Jan. 10, 2017, 11 p.m.
By : Eric A. Scuccimarra
Apparently Google doesn't like it if all of your pages have the same title and meta description tags. So yesterday I decided to write unique titles and description tags for all of my pages. At first I did this by setting two variables - $title and $description - in my controllers and then passing them to the views, where I displayed them in my layout/app.blade.php. Since I have multiple languages in this site I ended up setting them like this:
$title = trans('whatever.pagetitle');
$description = trans('whatever.pagedescription');
This seemed a bit inelegant and I thought I could come up with a better way, which I did this morning. What I did was set up a file in my lang directory I called metadata.php. A sample of this is here. This file contains for each page a key for title and description as follows:
'/home-title' => 'Title';
'/home-description' => 'Description';
By using the URI appended with the value I want I was able to consolidate all of the values into one file for ease of use, and I was also able to make a helper function to get those values from the translation files and display it, so that the same exact code could be run on every single page and return the data I need.
The helper function I used is on my GitHub here, and if it doesn't find data for the page it is looking for it has a default title and description it uses.

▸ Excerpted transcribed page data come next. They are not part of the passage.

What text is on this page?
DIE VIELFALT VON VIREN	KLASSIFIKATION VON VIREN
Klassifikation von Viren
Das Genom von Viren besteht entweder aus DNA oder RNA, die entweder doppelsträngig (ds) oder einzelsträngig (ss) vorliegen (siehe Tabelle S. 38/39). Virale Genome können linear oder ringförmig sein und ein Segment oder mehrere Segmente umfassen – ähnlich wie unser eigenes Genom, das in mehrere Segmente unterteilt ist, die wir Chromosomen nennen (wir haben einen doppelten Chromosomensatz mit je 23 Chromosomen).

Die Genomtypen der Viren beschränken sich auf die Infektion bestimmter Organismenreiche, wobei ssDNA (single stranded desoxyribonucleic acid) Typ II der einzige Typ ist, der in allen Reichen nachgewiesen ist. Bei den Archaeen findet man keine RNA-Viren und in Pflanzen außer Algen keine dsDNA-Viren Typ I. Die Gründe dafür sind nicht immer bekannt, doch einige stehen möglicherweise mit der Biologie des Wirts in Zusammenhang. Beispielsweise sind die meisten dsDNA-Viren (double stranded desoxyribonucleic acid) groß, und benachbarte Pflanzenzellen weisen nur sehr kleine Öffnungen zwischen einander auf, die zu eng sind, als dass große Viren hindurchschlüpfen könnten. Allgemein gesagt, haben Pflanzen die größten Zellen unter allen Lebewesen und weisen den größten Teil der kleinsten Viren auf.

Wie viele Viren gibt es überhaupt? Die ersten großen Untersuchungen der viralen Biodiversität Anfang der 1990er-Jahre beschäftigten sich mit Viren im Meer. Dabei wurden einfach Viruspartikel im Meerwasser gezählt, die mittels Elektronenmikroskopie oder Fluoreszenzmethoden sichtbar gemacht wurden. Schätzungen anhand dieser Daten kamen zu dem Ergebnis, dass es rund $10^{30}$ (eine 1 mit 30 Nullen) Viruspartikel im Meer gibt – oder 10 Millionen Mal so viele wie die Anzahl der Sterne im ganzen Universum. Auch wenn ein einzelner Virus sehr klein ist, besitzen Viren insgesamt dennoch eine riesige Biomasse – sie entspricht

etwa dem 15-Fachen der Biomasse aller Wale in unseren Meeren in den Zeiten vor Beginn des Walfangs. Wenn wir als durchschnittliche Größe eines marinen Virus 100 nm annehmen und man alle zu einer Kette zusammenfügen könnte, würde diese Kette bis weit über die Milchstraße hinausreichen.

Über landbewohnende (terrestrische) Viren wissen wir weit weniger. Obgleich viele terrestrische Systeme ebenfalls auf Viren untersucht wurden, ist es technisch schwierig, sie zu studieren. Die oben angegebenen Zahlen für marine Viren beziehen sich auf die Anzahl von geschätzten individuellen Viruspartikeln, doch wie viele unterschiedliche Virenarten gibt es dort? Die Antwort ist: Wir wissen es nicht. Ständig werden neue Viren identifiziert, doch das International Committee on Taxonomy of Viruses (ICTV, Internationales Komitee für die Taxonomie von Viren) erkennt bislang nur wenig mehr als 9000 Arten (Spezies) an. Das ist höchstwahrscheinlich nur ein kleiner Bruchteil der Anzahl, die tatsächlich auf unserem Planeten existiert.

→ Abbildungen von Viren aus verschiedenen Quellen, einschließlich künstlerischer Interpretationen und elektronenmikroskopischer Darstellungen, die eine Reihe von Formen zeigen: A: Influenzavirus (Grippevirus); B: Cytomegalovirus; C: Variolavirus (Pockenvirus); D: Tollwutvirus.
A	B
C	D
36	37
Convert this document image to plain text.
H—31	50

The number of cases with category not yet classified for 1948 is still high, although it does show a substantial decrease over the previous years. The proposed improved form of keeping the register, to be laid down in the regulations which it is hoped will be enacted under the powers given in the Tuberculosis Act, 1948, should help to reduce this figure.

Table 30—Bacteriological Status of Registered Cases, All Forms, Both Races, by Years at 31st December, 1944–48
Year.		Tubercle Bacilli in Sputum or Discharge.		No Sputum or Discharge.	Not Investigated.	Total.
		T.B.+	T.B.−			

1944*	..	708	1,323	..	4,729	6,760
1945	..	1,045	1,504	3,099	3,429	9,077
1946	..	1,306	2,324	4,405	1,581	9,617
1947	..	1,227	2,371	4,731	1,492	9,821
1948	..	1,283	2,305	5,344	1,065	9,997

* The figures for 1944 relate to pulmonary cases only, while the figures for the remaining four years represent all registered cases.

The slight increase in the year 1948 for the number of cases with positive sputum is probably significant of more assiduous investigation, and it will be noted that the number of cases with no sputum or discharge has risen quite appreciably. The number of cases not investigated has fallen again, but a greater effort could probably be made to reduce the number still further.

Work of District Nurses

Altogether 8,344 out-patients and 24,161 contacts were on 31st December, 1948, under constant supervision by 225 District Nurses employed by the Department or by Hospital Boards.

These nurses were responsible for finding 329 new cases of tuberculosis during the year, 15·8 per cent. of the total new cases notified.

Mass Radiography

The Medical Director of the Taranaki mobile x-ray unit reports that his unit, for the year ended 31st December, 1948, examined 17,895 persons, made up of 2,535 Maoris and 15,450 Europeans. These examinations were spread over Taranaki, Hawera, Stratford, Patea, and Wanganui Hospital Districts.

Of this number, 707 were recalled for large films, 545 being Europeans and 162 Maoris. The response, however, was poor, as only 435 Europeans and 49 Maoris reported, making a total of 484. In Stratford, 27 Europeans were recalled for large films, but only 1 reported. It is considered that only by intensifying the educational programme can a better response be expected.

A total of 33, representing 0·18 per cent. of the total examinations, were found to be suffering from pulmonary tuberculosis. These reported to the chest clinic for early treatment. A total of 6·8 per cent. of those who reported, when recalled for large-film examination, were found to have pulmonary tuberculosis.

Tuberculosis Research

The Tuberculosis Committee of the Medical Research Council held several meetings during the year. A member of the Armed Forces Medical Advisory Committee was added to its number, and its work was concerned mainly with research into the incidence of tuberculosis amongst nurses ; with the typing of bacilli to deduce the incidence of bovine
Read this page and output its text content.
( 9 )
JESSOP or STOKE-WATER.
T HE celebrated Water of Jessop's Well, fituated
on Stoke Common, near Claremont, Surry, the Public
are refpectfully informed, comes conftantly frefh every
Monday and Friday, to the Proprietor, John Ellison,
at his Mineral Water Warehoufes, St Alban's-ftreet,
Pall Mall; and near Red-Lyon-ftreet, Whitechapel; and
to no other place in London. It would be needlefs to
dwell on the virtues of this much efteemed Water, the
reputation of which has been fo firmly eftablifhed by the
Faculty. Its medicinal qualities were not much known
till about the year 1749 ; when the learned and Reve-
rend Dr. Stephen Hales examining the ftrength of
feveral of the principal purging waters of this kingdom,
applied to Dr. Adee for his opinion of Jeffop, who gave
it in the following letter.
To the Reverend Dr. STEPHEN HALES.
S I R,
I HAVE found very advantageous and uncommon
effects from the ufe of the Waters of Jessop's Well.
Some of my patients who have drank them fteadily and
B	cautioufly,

For pages like blog articles and individual records I use the same title and description, but I still specify $title in the Controller, and if the value exists it is appended to the title in the layout file.
I like this solution because it allowed me to delete the redundant and ugly code in the controllers where I specified a title and description for each page with a function that pulls the data from one location, and if the data doesn't exist it substitutes a default in, instead of either failing or not doing anything. The code I used is on my GitHub Gist.